Paying attention to detail is always important when negotiating a new lease, but even more so given the current economic outlook. Inflation may have passed its peak and the pace of growth is expected to pick up by the end of next year according to the Reserve Bank. In the meantime, global growth is forecast to remain well below its historical average while Australia’s economic activity is set to remain subdued till December as the country grapples with higher interest rates, higher living costs and falls in household wealth.
For landlords and tenants, now is the time to ensure the terms of any new lease benefit both parties and that the tenant can meet their obligations, says founder of Rethink Investing Scott O’Neill Rethink Investing | Commercial Property Buyer's Agency Australia. “A well-crafted lease agreement sets the foundation for a mutually beneficial and successful landlord-tenant relationship,” Mr O’Neill said. “It establishes the rights, responsibilities and expectations of both parties and ensures a smooth and productive tenancy.”
Before doing anything however, the first rule was to conduct comprehensive market research, either yourself or with the aid of a commercial real estate professional. “Being fully across the facts, figures and local market analysis allows a landlord to determine competitive rental rates, evaluate demand and position a property attractively to potential tenants,” Mr O’Neill said.
After this step, Mr O’Neill has 5 top tips for negotiating leases with new tenants.
1. Evaluate your location
Compare the potential of your property to others in the local area and those in similar locations. “Evaluating the rental potential of a location will help to gauge the financial viability and profitability of your investment,” Mr O’Neill said. “For industrial properties, it would be beneficial to use a 5km radius for comparable properties. For retail however, this could be on the same street or streets with similar foot or road traffic, and you could expand your search to areas in other suburbs with similar attributes.”
2. Rental rates
Be up-to-date: examine a broad spread of rents currently being charged by other landlords and for which styles of properties. “It’s important to ensure rates are competitive with other properties in the area and that they’re in line with the current market,” Mr O’Neill said. “Being aware of market competitiveness can help avoid overpricing and potentially having trouble attracting tenants. As an investor, you should understand that even small variations in exposure or aspect can make a significant difference to the rental value you can charge per square meter.”
3. Lease terms
Talk to your tenant in depth. “It’s essential to consider the length of the lease and negotiate terms that align with your and the tenants’ business goals and growth projections,” Mr O’Neill said. Depending on a tenant’s situation, they may be better suited to a short-term lease that allows for more flexibility, whereas another style of business operator could be more inclined to take on a long-term lease that delivers them stability and cost predictability.”

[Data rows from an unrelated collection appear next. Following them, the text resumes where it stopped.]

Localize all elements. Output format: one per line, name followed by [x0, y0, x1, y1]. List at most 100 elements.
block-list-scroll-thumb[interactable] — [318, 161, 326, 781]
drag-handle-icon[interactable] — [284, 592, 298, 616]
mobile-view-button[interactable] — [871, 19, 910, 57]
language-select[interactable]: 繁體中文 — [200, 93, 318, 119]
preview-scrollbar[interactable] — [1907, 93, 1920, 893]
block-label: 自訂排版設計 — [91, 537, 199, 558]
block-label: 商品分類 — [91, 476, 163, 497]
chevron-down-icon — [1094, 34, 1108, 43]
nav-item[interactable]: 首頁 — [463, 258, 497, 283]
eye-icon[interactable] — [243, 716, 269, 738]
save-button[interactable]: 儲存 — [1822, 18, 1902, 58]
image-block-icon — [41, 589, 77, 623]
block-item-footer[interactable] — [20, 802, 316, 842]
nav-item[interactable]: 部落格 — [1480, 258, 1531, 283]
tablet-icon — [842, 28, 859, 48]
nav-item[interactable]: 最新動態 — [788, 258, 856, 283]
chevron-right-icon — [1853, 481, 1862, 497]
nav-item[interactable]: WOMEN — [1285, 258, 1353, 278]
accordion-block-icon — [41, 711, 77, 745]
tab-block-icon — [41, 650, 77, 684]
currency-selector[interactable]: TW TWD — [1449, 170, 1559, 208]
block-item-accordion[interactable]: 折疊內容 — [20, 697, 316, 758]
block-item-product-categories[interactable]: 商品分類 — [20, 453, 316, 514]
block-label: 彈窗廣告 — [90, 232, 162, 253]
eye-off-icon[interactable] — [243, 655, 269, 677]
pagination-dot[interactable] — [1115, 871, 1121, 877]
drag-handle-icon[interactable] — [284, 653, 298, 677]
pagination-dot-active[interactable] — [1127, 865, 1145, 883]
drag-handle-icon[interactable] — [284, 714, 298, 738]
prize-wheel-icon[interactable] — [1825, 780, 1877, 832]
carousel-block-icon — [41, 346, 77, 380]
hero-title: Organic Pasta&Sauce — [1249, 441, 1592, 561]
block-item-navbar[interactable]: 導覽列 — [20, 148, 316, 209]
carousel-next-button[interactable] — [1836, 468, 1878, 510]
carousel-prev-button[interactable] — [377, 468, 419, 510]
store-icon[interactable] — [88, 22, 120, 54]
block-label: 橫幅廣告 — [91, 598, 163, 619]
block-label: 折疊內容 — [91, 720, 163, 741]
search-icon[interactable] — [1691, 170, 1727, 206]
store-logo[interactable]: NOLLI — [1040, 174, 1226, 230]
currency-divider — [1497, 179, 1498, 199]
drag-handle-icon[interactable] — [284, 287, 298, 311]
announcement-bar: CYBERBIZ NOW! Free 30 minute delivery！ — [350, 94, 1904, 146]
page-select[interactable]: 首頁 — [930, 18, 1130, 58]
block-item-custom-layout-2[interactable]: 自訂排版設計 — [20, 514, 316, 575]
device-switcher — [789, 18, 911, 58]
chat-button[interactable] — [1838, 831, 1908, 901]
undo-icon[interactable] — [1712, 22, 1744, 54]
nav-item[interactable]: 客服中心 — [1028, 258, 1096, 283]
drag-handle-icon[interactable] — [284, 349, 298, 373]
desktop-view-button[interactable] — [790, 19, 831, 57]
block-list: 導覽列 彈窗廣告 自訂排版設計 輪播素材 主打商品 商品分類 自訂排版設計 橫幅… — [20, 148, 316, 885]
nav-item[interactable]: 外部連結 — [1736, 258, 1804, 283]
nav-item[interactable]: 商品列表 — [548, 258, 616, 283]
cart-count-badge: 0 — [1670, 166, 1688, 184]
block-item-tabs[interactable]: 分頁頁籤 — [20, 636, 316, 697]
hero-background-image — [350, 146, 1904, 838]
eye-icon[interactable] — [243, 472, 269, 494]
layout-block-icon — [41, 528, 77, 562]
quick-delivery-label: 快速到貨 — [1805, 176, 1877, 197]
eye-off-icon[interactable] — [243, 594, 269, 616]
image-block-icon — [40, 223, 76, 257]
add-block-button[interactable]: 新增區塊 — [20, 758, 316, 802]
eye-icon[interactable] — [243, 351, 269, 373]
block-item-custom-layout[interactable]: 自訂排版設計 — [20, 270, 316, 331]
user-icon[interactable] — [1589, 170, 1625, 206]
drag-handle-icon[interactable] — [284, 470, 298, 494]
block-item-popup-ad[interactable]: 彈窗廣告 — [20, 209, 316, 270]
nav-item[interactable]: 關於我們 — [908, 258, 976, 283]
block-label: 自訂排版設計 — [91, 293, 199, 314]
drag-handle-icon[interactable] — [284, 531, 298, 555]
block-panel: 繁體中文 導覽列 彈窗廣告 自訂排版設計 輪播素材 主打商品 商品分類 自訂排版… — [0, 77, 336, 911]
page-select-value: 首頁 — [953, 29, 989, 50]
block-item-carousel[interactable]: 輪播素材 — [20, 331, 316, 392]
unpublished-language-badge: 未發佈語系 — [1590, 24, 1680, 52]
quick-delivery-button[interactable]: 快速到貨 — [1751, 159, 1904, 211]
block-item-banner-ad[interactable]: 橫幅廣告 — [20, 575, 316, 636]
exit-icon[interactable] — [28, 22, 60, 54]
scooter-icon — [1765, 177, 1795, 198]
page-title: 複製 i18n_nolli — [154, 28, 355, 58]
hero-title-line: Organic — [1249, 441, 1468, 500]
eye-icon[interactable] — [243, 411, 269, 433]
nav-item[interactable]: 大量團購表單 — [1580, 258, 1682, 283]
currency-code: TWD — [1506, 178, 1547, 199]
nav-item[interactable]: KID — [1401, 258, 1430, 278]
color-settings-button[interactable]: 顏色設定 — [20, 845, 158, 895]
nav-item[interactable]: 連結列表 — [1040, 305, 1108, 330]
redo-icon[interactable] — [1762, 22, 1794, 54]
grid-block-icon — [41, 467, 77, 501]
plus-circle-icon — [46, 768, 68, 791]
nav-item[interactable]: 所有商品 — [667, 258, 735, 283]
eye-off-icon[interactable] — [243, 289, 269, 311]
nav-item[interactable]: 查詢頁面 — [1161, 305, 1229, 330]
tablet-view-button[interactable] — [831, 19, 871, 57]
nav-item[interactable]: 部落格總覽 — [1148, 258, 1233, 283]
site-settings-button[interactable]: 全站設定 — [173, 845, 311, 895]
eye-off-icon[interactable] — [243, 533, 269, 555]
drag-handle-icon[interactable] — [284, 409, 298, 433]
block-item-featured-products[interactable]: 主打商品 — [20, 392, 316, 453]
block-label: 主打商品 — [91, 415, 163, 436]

Mr O’Neill also advised ensuring tenants were aware of any additional terms included in the lease. “For example, some leases include clauses that allow for higher rent increases after a certain period.”
4. Security deposit
Get off on the right foot by requesting a security deposit that is both reasonable and in line with the current market, Mr O’Neill advised.
“By asking for a reasonable security deposit, you can reduce your exposure to financial risks and increase your ability to recover losses,” Mr O’Neill said. “However, you must strike a balance between protecting your investment and maintaining potential tenants’ interests.”
5. Maintenance and additional costs
Given the tricky business conditions many operators will be experiencing, Mr O’Neill said it would be prudent to make sure a tenant was aware of their responsibilities in regard to necessary repairs and/or maintenance when negotiating the lease. “It is essential to have a clear and well-defined maintenance clause,” Mr O’Neill said. “This will ensure the property is properly maintained throughout the tenancy. Negotiating maintenance terms allows you to allocate specific maintenance obligations to the tenant.
“The best possible lease you can ask for is a ‘triple net lease’ where the tenant pays for 100 per cent of the outgoings, including rental management and your land tax.”